- Herkes her şeyin “fiilen yaşayarak farkında”, ama bütün bu olağanüstü olumsuz gidişe karşın hiçbir şey yapılamıyor.
- Bireyler, “yani vatandaş” işsizliği, açlığı, baskıyı yaşıyor: AKP’ye oy verenlerin çok büyük çoğunluğu dahil, ama olumsuzluklar yine de sürüyor. Siyasal parti liderleri “gerçekleri dile getiriyorlar”: hiç gerek yok aslında, vatandaşın çok büyük çoğunluğu, aydınlar, demokrasiden yana tavır koyanlar “eziliyorlar”, ama yine gidişat aynı.

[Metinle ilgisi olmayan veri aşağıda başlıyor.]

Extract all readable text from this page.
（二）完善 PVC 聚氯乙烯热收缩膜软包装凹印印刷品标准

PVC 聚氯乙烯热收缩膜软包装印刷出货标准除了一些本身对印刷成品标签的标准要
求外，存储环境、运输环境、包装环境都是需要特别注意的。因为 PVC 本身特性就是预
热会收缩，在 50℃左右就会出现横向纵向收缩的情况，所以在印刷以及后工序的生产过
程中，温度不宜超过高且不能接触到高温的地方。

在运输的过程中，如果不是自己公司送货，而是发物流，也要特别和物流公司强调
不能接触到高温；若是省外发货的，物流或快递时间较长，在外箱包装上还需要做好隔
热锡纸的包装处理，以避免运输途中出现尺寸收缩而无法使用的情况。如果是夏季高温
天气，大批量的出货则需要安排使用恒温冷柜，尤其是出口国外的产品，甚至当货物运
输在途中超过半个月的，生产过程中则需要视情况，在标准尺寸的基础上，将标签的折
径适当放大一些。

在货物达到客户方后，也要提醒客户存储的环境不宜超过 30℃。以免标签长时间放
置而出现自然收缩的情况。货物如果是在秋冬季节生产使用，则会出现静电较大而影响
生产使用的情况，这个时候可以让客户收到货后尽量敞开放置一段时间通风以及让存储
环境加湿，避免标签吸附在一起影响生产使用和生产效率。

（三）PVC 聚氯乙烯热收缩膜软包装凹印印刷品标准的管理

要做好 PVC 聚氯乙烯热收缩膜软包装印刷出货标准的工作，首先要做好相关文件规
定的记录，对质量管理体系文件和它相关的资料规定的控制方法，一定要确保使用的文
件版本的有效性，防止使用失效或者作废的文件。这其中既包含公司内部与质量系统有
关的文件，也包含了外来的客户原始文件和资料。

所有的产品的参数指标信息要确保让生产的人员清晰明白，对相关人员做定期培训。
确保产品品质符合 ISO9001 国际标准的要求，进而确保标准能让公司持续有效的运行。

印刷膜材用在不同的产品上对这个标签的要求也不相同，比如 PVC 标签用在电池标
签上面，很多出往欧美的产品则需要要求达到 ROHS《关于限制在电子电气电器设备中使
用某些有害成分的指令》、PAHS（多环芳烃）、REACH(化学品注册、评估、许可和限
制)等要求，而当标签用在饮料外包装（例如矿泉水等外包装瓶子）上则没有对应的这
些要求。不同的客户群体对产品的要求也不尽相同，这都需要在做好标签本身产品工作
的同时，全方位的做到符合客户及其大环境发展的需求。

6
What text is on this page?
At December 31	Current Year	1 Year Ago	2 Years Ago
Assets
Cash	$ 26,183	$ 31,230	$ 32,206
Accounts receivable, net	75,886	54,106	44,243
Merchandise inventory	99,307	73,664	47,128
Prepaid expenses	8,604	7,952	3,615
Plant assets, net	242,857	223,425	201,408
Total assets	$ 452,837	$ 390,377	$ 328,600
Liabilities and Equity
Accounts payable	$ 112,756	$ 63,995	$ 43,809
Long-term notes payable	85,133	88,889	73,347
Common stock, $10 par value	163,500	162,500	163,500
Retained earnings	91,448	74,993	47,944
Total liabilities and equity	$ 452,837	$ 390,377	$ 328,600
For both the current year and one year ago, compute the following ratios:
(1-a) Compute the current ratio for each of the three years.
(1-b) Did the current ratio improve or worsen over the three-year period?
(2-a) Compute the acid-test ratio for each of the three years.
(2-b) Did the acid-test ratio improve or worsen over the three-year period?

- Neden mi sonuç alınamıyor, çünkü vatandaş sadece “sandık demokrasisi” ile yönetiliyor. 3-4 yılda bir sandığa gidiyor oyunu veriyor. Ya da son İstanbul seçimlerinde olduğu gibi “İstanbullunun çoğunluğunun isteklerine”, iktidar hayır diyerek karşı çıkıyor, engelleme yapıyor: vatandaşın çoğunluğunun talebi hiçbir anlam taşımıyor.
Evet, vatandaşın talebinin iktidarlar tarafından yerine getirilmesi için, “demokratik sivil toplumsal örgütlenmelerin” Hollanda’da, Fransa’da, hatta İspanya ve İtalya’da olduğu gibi etkili olması gerekir.